To liberal intellectuals, Trump’s rants seem unbearably disgusting, stupid, offensive and dangerous. Trump swears, insults his opponents in crudely sexist and racist terms, and often sounds like a third grader. But over the years, he has inured a large portion of the electorate to this behavior. To them, his behavior is proof that he is willing to break the rules of what he has helped them to view as an entirely corrupt system. The more that the liberals are offended, the better. Liberals who reacted to him with shock, panic and warnings of “fascism,” played directly into his hands.
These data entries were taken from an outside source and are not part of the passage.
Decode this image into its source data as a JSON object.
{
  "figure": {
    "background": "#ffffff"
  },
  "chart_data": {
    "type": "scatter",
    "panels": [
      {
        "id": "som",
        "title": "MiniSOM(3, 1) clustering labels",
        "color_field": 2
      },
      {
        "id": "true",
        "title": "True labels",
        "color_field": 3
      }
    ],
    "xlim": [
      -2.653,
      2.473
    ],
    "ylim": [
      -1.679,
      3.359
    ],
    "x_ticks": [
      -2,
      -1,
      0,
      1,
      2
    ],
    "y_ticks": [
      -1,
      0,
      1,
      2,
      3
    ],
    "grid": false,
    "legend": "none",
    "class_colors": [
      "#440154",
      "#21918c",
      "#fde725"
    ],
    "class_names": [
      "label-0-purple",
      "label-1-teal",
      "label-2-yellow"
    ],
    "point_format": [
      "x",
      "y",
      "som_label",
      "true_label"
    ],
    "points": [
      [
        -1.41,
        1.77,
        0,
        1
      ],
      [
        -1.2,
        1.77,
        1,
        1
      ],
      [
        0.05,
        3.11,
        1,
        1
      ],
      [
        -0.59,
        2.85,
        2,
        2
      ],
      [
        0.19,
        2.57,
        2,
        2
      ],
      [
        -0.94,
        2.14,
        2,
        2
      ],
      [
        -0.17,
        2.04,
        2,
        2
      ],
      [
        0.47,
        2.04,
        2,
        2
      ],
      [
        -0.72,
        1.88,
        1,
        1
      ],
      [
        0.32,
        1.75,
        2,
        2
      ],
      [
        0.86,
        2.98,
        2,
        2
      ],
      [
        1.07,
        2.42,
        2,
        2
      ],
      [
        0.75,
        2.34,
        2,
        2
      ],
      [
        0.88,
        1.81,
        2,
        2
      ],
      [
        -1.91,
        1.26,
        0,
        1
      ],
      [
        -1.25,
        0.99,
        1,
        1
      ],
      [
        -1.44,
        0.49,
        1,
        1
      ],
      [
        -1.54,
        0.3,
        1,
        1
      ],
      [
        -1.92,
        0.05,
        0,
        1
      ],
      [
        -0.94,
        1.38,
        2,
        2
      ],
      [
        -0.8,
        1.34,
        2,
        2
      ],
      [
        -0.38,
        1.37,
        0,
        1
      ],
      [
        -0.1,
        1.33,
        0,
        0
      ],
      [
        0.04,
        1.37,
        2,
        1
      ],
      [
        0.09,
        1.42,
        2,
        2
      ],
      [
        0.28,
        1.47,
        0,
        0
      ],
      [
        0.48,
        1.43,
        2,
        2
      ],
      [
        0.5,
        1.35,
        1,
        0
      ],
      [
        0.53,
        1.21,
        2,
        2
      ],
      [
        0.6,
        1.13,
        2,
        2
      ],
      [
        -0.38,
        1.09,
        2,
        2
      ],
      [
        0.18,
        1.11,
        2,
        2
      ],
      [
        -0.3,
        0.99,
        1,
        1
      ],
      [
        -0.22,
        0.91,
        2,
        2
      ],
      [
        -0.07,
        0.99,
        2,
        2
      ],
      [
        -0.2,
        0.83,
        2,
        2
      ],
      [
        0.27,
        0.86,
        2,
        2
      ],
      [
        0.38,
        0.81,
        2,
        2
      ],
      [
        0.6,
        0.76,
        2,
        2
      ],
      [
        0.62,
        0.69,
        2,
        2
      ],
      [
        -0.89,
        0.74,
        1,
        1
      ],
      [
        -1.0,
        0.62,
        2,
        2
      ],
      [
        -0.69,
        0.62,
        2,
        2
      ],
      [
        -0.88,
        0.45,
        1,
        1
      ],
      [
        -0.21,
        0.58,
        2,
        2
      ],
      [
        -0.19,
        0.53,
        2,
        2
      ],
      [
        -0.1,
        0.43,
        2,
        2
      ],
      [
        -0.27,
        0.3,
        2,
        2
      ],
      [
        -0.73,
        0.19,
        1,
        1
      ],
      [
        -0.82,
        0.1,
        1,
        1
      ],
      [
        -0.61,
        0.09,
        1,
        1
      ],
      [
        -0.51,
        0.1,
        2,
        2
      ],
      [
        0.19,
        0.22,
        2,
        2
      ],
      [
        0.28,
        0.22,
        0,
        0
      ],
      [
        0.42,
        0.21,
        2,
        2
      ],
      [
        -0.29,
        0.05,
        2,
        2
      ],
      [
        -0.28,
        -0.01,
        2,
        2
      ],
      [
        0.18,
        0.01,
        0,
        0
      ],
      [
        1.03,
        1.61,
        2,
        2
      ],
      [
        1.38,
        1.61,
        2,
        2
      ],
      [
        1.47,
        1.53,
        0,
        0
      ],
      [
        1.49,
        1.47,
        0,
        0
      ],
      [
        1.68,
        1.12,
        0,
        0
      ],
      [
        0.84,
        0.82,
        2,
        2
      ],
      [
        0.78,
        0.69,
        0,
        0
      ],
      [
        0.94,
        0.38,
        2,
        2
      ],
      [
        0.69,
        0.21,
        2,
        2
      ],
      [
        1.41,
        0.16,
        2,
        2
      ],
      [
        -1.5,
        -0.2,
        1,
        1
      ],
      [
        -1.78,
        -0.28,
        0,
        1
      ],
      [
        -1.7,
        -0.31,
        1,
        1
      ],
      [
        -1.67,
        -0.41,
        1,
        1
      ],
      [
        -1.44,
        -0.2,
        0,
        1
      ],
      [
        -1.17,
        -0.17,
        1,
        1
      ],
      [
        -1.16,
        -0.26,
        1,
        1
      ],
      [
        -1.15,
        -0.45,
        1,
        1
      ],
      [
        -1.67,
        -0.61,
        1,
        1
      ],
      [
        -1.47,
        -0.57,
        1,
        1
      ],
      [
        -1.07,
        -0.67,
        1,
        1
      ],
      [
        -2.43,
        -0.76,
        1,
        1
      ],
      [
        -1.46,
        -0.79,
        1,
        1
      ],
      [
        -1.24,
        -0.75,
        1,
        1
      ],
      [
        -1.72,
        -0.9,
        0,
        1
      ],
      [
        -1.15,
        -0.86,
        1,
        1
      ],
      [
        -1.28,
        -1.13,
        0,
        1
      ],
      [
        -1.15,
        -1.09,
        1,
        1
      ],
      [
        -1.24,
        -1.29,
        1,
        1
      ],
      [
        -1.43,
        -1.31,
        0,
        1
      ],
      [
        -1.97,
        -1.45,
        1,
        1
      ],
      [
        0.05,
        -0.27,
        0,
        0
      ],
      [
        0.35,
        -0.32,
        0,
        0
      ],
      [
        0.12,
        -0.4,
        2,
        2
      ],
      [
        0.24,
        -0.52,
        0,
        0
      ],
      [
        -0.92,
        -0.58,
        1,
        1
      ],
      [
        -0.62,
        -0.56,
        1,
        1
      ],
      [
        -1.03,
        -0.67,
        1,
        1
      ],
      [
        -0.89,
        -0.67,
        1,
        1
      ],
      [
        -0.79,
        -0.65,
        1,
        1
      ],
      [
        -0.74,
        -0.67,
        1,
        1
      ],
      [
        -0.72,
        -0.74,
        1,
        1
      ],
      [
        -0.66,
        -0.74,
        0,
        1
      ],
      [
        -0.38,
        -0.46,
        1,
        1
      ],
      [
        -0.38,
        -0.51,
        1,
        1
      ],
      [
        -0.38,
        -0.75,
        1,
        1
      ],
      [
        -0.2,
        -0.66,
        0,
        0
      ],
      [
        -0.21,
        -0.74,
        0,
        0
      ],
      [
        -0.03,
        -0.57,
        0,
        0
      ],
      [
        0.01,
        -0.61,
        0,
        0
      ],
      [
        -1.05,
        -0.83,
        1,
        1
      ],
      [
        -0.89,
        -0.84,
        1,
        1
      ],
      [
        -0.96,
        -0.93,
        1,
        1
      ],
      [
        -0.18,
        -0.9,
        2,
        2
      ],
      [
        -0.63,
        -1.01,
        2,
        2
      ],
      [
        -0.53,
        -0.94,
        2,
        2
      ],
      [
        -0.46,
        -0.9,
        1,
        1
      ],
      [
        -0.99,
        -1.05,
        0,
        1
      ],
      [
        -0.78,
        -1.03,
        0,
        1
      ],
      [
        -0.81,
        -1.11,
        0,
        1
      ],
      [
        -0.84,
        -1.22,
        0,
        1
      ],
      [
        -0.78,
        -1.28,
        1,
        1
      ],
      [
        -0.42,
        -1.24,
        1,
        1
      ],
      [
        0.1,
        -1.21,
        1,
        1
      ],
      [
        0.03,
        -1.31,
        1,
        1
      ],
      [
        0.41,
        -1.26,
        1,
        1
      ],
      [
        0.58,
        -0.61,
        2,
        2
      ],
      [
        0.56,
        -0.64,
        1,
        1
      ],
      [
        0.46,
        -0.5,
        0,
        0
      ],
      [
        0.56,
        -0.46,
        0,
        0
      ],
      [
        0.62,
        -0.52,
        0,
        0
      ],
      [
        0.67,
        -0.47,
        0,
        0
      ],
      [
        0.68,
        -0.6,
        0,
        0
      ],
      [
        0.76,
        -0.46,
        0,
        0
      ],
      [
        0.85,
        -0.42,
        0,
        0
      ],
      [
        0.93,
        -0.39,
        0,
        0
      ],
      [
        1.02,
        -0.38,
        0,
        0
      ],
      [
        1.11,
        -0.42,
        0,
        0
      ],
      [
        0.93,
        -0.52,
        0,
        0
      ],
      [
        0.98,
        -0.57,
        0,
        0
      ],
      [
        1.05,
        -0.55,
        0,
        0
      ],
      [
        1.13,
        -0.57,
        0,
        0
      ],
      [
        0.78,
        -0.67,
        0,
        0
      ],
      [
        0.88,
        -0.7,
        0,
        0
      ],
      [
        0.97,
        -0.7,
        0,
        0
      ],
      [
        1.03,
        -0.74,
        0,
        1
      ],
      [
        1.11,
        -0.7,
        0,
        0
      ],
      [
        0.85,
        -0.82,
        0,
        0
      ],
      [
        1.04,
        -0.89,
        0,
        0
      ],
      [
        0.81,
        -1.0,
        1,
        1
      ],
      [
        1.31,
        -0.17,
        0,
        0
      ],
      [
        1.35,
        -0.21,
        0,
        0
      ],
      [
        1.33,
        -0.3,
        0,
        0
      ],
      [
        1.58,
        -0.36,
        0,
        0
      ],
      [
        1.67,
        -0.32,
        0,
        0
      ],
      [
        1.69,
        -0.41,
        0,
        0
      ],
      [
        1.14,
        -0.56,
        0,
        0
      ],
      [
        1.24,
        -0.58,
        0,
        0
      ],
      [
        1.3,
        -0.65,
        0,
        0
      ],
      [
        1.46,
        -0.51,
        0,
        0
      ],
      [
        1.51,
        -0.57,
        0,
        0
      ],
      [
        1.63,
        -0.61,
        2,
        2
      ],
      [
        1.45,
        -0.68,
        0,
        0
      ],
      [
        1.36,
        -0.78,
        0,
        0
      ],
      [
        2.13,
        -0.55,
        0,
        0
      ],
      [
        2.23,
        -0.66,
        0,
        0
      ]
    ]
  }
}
In 1978, the great French historian François Furet described the French Revolution as a period in which political language came unmoored from the underlying social conditions, and the relationship between the two was temporarily reversed. The argument was overdone, given that political language and social conditions are in fact inseparable from one another. But Furet was right to highlight the French Revolution as a period when political language developed a particular intensity, and had especially far-reaching effects, both creative and destructive. As the critic Jean-François La Harpe later remarked: “les mots, comme les choses, ont été des monstruosités” (“words, like things, have been monstrosities.”). Since 2004, we have plunged again into a period in which political language has had a particular intensity, and remarkably far-reaching effects. And a result, a monstrosity is about to become, yet again, the most powerful man in the world.